The Drowned World
The Drowned World
An artificial forest assembled from plants closely related to those of the Carboniferous Period grows from the industrial ruins of a gasworks. These plants once formed swamplands that stretched across the globe. Over millennia, their buried remains hardened into the very coal used at the gasworks. As this coal was heated and burned, carbon captured from the air 300 million years ago was again released, and an ancient atmosphere in part restored.

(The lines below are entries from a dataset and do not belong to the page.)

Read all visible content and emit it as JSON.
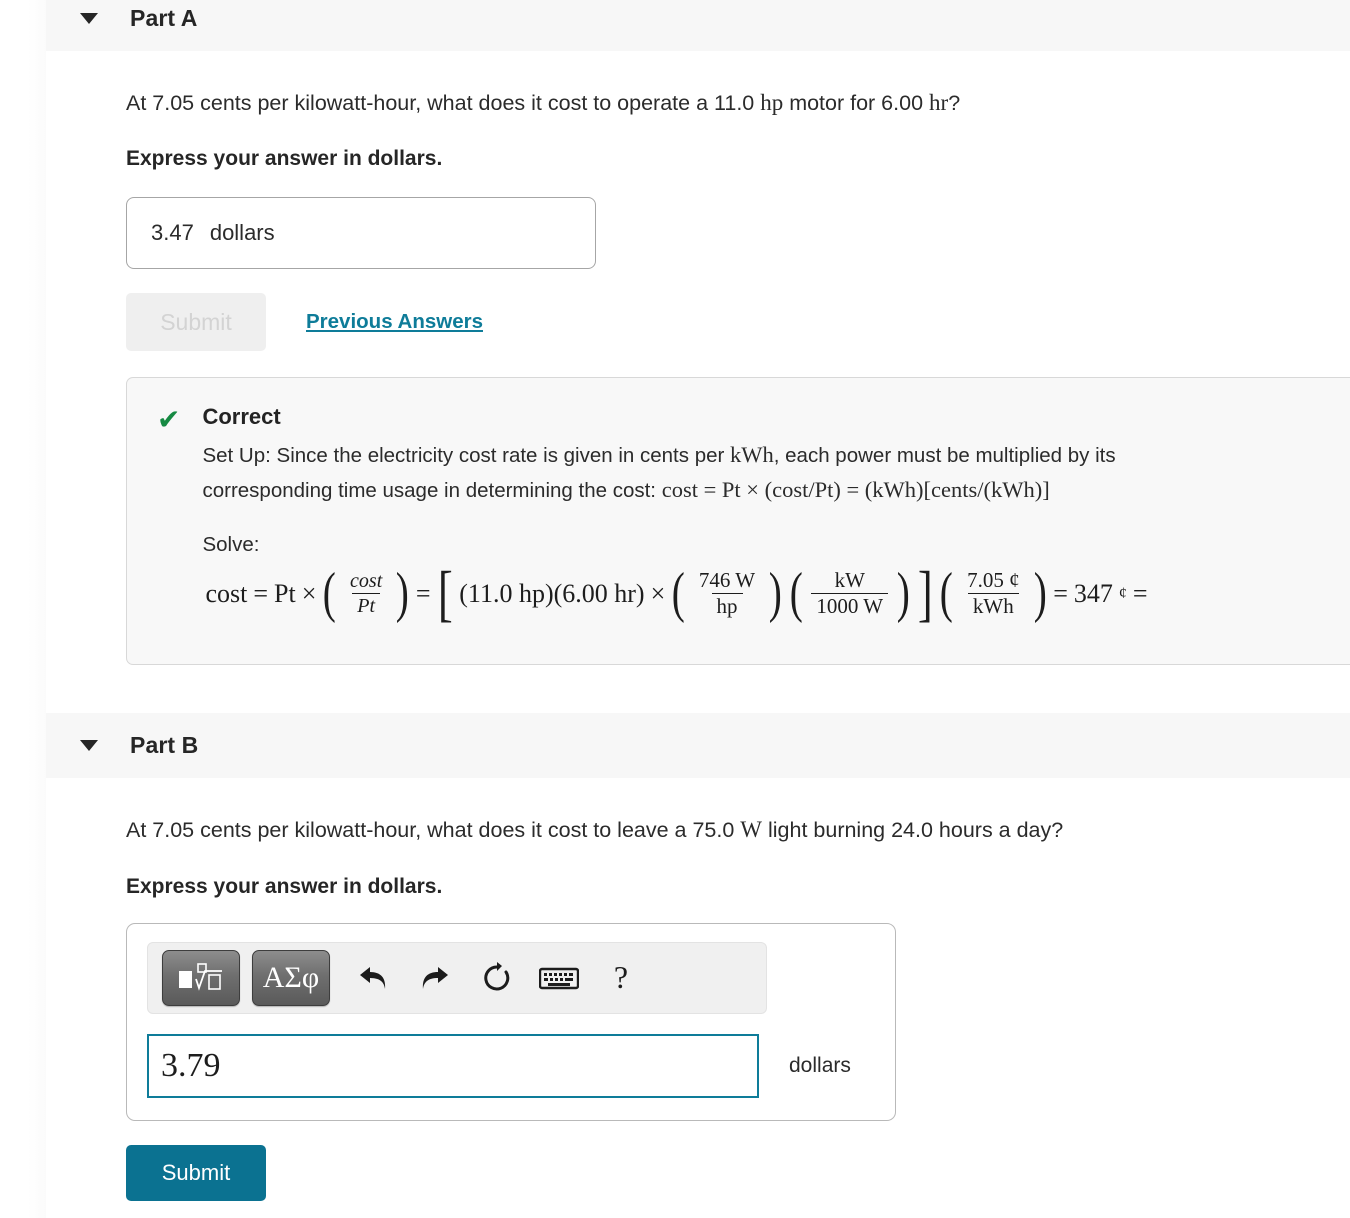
{
  "part_a": {
    "title": "Part A",
    "toggle_icon": "chevron-down-icon",
    "question": {
      "pre": "At 7.05 cents per kilowatt-hour, what does it cost to operate a 11.0 ",
      "unit1": "hp",
      "mid": " motor for 6.00 ",
      "unit2": "hr",
      "post": "?"
    },
    "express_instruction": "Express your answer in dollars.",
    "answer_value": "3.47",
    "answer_units": "dollars",
    "submit_label": "Submit",
    "previous_answers_label": "Previous Answers",
    "feedback": {
      "status_icon": "check-icon",
      "status_color": "#168a43",
      "title": "Correct",
      "line1_a": "Set Up: Since the electricity cost rate is given in cents per ",
      "line1_math": "kWh",
      "line1_b": ", each power must be multiplied by its",
      "line2_a": "corresponding time usage in determining the cost: ",
      "line2_math": "cost = Pt × (cost/Pt) = (kWh)[cents/(kWh)]",
      "solve_label": "Solve:",
      "equation": {
        "lhs": "cost",
        "eq1": "=",
        "pt": "Pt",
        "times1": "×",
        "frac1_num": "cost",
        "frac1_den": "Pt",
        "eq2": "=",
        "bracket_open": "[",
        "term1": "(11.0 hp)(6.00 hr)",
        "times2": "×",
        "frac2_num": "746 W",
        "frac2_den": "hp",
        "frac3_num": "kW",
        "frac3_den": "1000 W",
        "bracket_close": "]",
        "frac4_num": "7.05 ¢",
        "frac4_den": "kWh",
        "eq3": "=",
        "result": "347",
        "result_unit": "¢",
        "eq4": "="
      }
    }
  },
  "part_b": {
    "title": "Part B",
    "toggle_icon": "chevron-down-icon",
    "question": {
      "pre": "At 7.05 cents per kilowatt-hour, what does it cost to leave a 75.0 ",
      "unit1": "W",
      "post": " light burning 24.0 hours a day?"
    },
    "express_instruction": "Express your answer in dollars.",
    "toolbar": {
      "template_button_icon": "math-template-icon",
      "greek_button_label": "ΑΣφ",
      "undo_icon": "undo-arrow-icon",
      "redo_icon": "redo-arrow-icon",
      "reset_icon": "reset-circular-arrow-icon",
      "keyboard_icon": "keyboard-icon",
      "help_label": "?"
    },
    "answer_value": "3.79",
    "answer_units": "dollars",
    "submit_label": "Submit"
  },
  "colors": {
    "accent_teal": "#0b7291",
    "link_teal": "#0e7c99",
    "correct_green": "#168a43",
    "header_band": "#f7f7f7",
    "feedback_bg": "#f8f8f8"
  }
}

A decorative pool glows blue-green, a living monochrome. The pool is colored by cyanobacteria, ancient organisms that were the first chlorophyll photosynthesizers: the first green. Their emergence over two billion years ago set in motion the biological process by which light and air could be transformed into organic materials--the basis, also, of fossil fuels. This process released oxygen into the air for the first time. Toxic to nearly all life that had evolved until that point, atmospheric oxygen triggered a mass extinction of a scale perhaps unmatched in earth's history.
First Forest, 2018. Polypodiopsida, Cycadopsida, and Araucariaceae species installed in coal gas plant; irrigation system; steel viewing platform. Dimensions variable.
Cyan Sea, 2018. Cyanobacteria, water, LED lighting, air pump, mineral and nutrient media in decorative fountain. Dimensions variable.
The Drowned World was included in Manifesta 12 in Palermo, Italy.